Kerry Smith, managing partner of carpet company Lapchi, knows a thing or two about beauty — its power and limitations. “Lapchi makes beautiful rugs,” says Smith, sitting in the company’s elegant Pearl District atelier in Portland, featuring floor-to-ceiling windows and an array of silk and wool rugs. “But nobody has a monopoly on beauty,” Smith says. “Beauty is part of the cost of entry. Beauty is not a strategy.”

A former bread-baking magnate with a penchant for yoga and meditation, Smith co-founded Lapchi in Portland in 2001 with $300,000 and a clear objective: to disrupt the dominant business model in the handmade carpet sector, which at the time involved a lot of inventory but limited financial returns.

Twelve years later, Lapchi is the main reason the industry standard today is made-to-order custom rugs. The company itself has sold more than 6,000 custom and handwoven carpets, mostly to hotels, professional firms and high-end residential customers, including hotel chain Ritz-Carlton and Oprah Winfrey. But Lapchi’s innovations also led to new challenges. “We demonstrated there was a better way to sell rugs, and lots of people did it,” says Smith. “The result is a tremendously competitive business.”

To help distinguish the company, especially in an economic downturn, Lapchi continues to adopt initiatives that push convention, including opening new ateliers in several cities, launching new digital marketing strategies and even rethinking the company’s pioneering custom-made approach. Innovation has always been a core value for the company. Changes in the marketplace, he says, simply mean the company must “further refine our strategy.”

Before Lapchi, most high-end rugs made in Asia were purchased from huge piles off showroom floors. Those piles were driven by manufacturers, most of them “fifth to 15th generation, making traditional things, pushing them through the pipeline,” Smith says. For dealers, carrying massive inventories meant a low return on investment. Meanwhile, interior designers — Lapchi sells primarily to the trade — often had to compromise on size, design and color. “No matter how many rugs were in the showroom, they rarely had the perfect rug for the end client,” Smith says.


Lapchi
Managing partner: Kerry Smith
Founded: 2001
Employees: 48
Factoid: More than 6,000 custom and handmade rugs sold

Lapchi — Tibetan for “abode of good energy” — wasn’t the first company to fashion a made-to-order rug. “But we were the first to create a business model based on custom,” says Smith. Lapchi dealers typically purchase just a few rugs in each style, allowing interior designers to then customize for size and color. The manufacturing takes place in Kathmandu, where 30 Lapchi employees oversee the production of the on-demand carpets. Depending on the amount of silk and “knot density” — knots per square inch — a 9-foot-by-12-foot Lapchi rug typically costs between $7,000 and $12,000.

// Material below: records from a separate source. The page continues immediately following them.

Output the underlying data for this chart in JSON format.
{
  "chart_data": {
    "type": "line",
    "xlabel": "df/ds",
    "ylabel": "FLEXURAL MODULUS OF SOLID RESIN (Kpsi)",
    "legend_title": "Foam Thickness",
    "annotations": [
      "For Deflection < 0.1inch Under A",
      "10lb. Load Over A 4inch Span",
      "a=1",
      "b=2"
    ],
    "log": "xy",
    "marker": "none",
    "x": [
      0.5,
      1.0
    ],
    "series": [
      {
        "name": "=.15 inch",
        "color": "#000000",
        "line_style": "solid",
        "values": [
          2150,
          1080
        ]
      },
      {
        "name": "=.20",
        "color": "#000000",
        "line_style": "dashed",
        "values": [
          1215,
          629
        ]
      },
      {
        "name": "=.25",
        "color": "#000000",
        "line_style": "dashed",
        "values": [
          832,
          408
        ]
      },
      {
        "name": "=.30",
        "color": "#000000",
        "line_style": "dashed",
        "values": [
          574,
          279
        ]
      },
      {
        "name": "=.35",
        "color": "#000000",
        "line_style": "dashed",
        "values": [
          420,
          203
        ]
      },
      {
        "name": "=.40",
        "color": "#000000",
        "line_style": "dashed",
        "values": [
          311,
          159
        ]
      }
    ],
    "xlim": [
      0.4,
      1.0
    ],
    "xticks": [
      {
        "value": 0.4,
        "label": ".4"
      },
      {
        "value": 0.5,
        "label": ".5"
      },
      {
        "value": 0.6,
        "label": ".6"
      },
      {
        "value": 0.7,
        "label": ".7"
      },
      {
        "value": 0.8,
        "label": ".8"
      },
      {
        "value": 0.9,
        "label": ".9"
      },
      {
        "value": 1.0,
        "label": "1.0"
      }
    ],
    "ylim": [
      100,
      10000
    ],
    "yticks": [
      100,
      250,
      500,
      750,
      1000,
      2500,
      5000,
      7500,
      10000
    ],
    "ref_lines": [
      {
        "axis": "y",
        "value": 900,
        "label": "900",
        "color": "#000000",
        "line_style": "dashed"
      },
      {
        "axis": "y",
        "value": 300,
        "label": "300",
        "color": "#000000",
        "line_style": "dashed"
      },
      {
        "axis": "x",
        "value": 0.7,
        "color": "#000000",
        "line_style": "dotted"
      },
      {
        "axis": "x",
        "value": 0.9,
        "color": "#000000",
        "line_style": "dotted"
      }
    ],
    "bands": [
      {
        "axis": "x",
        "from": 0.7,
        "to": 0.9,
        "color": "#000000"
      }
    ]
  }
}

By 2005 most high-end rug dealers had started to adopt the Lapchi approach. But if the company revolutionized the industry, the rug company is also an example of “be careful what you wish for.” Under the new model, dealers no longer need large amounts of capital to purchase hundreds of rugs up front. “We inadvertently demonstrated the barriers to entry were very low,” Smith says. Today, “there are 100 companies doing what we do.”

As competition increased, so did factory costs, which are 70% higher than 12 years ago, Smith says. The recession also hit hard. In 2011 Lapchi grossed about $5 million, down from $6.5 million in 2008. To stay competitive in a tight market, Smith and his partner, Salman Khan, are pressing ahead with new innovations, with a focus on leveraging the atelier concept into higher sales.


Following the opening of the first atelier in Chicago in 2004, Lapchi has added new ateliers in Los Angeles, Cleveland and Portland. These special showrooms display the company’s best practices, from design strategies and new collections to the company’s partnership with GoodWeave, a nonprofit that works to end illegal child labor in the carpet industry.

Last year, Lapchi launched an atelier website. On the regular Lapchi site, a special page for dealers features “color generation” software allowing buyers to plug in different colors and see what the rug looks like online.

In a nod to a fast-paced world, the company also tweaked the custom model by launching a “quick ship” program featuring 24 rugs that are available in three days, compared to four months for a custom product.

Bypassing showrooms altogether in some markets and selling directly to designers is another possibility, says Smith, who is also considering raising venture capital to “really grow the business.”

Regardless of strategy, Smith says everything the company does, from the elegant website to the equally refined ateliers, adheres to the aesthetic principles underlying the rugs themselves, which are distinguished by their use of silk, contemporary color and an artistic design sensibility.

“You can’t be talking about quality and beauty,” says Smith, “and then put out things that are shoddily done.”